Certains craignent que les pauvres ne paient une part inéquitable du coût de la décarbonisation et qu’elle soit considérée comme un projet d’élite, provoquant davantage de réactions politiques de la part des partis et groupes populistes, comme les manifestations des « gilets jaunes » de 2018 contre une crise climatique. hausse des prix de l’essence en France.
Mais sans la nouvelle législation, a déclaré Simone Tagliapietra de Bruegel, un groupe de réflexion économique basé à Bruxelles, l’Europe n’aurait réduit ses émissions que de 60% d’ici 2050, plutôt que d’atteindre la neutralité carbone.

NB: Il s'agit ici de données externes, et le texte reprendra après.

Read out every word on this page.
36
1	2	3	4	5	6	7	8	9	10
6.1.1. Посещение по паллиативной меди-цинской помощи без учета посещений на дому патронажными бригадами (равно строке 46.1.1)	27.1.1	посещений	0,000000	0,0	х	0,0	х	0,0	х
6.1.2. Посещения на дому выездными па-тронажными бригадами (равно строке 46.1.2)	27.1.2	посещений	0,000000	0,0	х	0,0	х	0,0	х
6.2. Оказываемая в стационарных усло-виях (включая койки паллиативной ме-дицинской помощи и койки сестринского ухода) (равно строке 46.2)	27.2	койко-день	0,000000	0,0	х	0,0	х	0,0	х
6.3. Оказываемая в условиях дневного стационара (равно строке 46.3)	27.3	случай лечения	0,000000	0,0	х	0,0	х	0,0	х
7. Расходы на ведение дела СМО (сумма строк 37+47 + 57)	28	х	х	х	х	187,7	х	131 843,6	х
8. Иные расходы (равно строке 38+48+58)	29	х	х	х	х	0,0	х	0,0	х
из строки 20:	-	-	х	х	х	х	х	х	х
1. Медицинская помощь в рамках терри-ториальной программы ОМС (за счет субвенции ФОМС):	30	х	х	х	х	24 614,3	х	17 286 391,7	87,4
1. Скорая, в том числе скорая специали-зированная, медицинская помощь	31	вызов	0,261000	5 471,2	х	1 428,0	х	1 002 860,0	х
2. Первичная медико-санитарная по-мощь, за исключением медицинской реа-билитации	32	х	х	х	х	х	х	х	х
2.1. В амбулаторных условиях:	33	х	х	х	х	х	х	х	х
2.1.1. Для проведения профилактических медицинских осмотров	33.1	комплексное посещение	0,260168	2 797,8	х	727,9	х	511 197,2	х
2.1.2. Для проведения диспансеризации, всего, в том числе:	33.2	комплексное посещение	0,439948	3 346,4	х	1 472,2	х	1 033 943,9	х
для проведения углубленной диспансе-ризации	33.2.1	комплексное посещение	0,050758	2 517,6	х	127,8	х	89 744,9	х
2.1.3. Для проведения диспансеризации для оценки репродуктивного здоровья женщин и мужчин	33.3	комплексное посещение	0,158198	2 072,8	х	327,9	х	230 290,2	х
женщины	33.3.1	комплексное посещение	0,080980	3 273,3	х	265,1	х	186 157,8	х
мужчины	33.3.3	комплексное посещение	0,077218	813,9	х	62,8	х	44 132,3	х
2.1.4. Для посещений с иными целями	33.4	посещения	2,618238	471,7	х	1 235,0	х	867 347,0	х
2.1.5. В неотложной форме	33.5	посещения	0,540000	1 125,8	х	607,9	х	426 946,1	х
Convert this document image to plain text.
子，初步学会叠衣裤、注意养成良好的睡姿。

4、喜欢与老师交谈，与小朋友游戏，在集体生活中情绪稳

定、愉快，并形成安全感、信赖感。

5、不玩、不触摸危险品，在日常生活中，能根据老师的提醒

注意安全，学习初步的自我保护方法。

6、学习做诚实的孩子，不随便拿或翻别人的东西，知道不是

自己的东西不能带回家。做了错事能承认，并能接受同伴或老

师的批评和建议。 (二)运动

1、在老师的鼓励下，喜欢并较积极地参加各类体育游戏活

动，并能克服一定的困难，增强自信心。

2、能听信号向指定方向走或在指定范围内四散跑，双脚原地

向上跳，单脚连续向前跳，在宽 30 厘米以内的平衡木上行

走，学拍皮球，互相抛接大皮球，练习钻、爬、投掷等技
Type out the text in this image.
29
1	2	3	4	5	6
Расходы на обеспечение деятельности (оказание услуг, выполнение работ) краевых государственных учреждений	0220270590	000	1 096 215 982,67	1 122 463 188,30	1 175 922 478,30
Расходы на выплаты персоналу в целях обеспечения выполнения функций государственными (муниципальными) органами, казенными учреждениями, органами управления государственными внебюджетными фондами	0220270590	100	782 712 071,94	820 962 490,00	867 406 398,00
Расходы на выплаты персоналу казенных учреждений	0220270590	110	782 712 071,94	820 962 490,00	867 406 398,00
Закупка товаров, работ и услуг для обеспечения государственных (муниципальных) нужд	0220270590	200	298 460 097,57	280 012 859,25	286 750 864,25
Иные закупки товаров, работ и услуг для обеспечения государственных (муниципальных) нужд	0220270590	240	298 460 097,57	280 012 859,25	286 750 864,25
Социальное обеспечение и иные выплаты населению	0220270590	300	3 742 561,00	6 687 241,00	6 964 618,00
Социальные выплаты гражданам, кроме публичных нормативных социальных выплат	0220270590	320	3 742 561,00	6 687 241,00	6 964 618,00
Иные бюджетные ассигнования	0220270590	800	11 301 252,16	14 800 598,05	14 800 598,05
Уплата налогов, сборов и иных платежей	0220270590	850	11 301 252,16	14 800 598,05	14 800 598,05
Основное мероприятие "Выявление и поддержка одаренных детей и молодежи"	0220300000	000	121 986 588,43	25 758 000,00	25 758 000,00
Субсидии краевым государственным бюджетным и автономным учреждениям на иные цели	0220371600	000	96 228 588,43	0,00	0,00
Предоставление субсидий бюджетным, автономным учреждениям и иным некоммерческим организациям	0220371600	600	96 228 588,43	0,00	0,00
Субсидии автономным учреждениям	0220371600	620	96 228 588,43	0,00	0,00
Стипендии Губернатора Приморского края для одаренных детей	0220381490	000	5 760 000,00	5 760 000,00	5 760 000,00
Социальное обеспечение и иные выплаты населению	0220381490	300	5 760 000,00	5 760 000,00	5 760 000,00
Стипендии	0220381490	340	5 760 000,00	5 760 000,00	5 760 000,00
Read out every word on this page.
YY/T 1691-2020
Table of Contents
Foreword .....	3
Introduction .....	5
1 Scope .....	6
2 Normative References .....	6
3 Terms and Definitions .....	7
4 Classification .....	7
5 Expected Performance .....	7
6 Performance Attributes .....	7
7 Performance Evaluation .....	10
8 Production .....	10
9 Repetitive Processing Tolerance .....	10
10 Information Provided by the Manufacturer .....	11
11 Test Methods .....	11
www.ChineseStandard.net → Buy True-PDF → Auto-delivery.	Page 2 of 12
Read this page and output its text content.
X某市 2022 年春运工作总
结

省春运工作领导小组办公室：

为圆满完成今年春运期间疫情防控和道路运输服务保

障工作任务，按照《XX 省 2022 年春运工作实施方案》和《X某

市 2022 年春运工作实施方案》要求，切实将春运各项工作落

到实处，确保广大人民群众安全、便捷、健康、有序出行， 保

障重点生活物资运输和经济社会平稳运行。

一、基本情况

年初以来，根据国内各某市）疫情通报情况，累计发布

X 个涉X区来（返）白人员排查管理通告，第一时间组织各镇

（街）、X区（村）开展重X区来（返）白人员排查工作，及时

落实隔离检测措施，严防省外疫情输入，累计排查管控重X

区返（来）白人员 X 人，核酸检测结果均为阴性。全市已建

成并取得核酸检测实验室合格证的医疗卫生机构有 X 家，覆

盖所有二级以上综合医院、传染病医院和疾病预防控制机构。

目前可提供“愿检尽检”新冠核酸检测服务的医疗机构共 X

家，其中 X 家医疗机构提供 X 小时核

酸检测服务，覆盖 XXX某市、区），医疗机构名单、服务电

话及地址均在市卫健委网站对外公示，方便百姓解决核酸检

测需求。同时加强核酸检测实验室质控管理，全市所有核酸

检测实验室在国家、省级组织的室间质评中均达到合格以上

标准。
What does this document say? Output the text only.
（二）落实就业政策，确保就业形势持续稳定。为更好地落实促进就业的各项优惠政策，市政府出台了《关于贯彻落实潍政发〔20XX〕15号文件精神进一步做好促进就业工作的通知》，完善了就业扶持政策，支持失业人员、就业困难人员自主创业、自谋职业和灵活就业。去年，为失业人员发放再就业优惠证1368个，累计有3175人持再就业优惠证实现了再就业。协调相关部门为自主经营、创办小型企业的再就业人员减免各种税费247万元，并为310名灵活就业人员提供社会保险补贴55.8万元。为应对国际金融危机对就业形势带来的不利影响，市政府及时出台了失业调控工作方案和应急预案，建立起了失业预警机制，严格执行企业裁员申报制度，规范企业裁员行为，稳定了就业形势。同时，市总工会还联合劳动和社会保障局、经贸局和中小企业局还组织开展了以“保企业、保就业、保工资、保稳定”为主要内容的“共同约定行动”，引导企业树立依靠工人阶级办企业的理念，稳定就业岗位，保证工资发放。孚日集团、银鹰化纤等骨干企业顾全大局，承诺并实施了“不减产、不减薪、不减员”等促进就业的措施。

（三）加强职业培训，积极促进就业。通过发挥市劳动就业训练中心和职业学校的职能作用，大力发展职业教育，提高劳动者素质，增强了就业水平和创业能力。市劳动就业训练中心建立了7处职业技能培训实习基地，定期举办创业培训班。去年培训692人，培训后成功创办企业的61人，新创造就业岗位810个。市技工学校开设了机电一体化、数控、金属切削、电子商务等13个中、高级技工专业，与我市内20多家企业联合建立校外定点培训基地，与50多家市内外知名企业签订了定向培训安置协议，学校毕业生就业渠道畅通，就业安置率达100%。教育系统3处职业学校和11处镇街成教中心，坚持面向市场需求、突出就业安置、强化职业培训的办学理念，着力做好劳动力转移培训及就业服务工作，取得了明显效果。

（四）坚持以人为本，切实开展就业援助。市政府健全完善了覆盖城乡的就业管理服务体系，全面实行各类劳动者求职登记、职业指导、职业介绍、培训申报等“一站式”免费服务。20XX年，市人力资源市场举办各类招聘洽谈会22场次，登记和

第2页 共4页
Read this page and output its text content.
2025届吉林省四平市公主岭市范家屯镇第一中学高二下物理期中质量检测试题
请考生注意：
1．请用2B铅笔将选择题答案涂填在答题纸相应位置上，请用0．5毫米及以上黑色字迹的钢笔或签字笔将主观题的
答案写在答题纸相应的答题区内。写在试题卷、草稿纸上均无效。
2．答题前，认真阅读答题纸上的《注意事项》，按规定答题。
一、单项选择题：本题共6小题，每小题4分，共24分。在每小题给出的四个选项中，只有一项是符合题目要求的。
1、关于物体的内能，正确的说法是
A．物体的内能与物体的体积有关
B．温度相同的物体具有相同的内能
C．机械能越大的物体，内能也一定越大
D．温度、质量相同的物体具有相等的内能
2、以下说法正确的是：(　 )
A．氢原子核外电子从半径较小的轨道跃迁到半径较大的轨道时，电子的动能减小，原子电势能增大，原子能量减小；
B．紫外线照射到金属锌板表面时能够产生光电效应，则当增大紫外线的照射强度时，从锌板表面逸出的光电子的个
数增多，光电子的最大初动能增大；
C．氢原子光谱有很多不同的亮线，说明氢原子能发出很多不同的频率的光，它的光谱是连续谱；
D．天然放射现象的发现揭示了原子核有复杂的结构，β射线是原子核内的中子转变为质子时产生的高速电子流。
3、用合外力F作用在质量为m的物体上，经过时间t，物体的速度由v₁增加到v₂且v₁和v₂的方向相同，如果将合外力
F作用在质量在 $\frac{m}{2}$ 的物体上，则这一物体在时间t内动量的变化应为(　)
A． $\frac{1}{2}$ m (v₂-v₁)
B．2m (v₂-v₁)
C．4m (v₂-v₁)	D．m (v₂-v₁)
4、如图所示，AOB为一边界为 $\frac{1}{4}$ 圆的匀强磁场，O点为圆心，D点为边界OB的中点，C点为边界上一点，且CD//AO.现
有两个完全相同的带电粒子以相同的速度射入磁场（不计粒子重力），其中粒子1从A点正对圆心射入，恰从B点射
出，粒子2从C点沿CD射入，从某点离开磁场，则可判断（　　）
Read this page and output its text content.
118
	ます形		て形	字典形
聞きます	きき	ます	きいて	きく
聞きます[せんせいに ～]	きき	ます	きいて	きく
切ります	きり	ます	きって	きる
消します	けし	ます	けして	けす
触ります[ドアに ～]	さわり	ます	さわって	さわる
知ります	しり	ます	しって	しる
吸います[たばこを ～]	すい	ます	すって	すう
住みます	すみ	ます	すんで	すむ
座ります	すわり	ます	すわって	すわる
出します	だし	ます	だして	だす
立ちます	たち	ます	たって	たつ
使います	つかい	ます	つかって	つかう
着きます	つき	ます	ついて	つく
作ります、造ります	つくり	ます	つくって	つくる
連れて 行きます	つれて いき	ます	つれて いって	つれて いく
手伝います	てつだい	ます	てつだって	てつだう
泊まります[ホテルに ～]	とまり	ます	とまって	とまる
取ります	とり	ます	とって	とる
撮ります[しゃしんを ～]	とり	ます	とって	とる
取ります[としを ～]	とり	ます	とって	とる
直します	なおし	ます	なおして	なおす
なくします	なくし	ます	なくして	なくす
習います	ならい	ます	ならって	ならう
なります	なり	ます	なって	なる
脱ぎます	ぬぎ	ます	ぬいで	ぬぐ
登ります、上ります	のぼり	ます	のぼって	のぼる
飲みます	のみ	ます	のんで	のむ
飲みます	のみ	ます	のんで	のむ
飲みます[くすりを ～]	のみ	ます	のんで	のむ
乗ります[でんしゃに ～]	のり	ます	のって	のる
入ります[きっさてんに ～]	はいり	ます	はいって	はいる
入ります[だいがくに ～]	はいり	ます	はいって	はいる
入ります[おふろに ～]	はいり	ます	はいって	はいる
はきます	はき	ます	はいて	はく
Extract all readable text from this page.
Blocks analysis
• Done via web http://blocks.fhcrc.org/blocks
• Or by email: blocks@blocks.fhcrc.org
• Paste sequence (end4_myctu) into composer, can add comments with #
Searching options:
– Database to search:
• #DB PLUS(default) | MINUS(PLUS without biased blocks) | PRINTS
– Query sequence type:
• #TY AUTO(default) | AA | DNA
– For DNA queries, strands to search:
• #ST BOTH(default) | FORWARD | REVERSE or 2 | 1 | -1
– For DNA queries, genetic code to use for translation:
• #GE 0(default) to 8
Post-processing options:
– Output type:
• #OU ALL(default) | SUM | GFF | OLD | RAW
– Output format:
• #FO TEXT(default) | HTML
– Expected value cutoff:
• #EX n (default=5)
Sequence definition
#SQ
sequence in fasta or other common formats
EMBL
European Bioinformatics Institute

Les 12 propositions législatives présentées mercredi sont conçues pour réduire la dépendance aux combustibles fossiles, notamment le charbon, le pétrole et le gaz naturel ; étendre l’utilisation des sources d’énergie renouvelables, notamment l’énergie solaire, éolienne et hydraulique, à au moins 38,5 % de toute l’énergie d’ici 2030 ; forcer le développement plus rapide des voitures électriques avec des limites de CO2 beaucoup plus strictes et espérer mettre fin à la vente de toutes les voitures à combustion interne d’ici 2035 ; et soutenir les options d’énergie propre pour l’aviation et le transport maritime, qui sont les principaux pollueurs. Pour la première fois, un marché du carbone sera mis en place pour le transport routier et les bâtiments.
Les transports et les bâtiments représentent respectivement 22% et 35% de l’ensemble de l’UE. émissions de carbone, M. dit Tagliapietra. Mais créer un marché séparé pour eux sera politiquement difficile, car cela augmentera les coûts de carburant pour les familles et les petites et moyennes entreprises, a-t-il déclaré.
L’Union européenne est « la première grande économie au monde à commencer à traduire l’ambition de neutralité climatique en action politique réelle », a-t-il déclaré. « Mais s’il y a un principe qui devrait guider les négociations au cours des deux prochaines années, c’est certainement le principe de justice climatique. »
Essayer de faire en sorte que l’impact de la transition soit socialement équitable, tant au niveau national qu’international, a-t-il déclaré, « devient l’élément le plus important pour en faire un succès à long terme ».
Il sera également important de stimuler le développement technologique dans une Europe qui a souvent pris du retard sur les États-Unis et la Chine dans la mise sur le marché de nouvelles idées.
Eric Rondolat, PDG de la société d’éclairage Signify NV, dont le siège est aux Pays-Bas, a déclaré que « l’action climatique et la prospérité économique vont de pair ».
C’est pourquoi le nouveau paquet législatif « est si important », a-t-il déclaré. « Il accélérera le déploiement de technologies innovantes qui réduisent les émissions de carbone et créent des emplois. »
Monika Pronczuk contribué aux reportages de Bruxelles, et Jack Ewing de Francfort.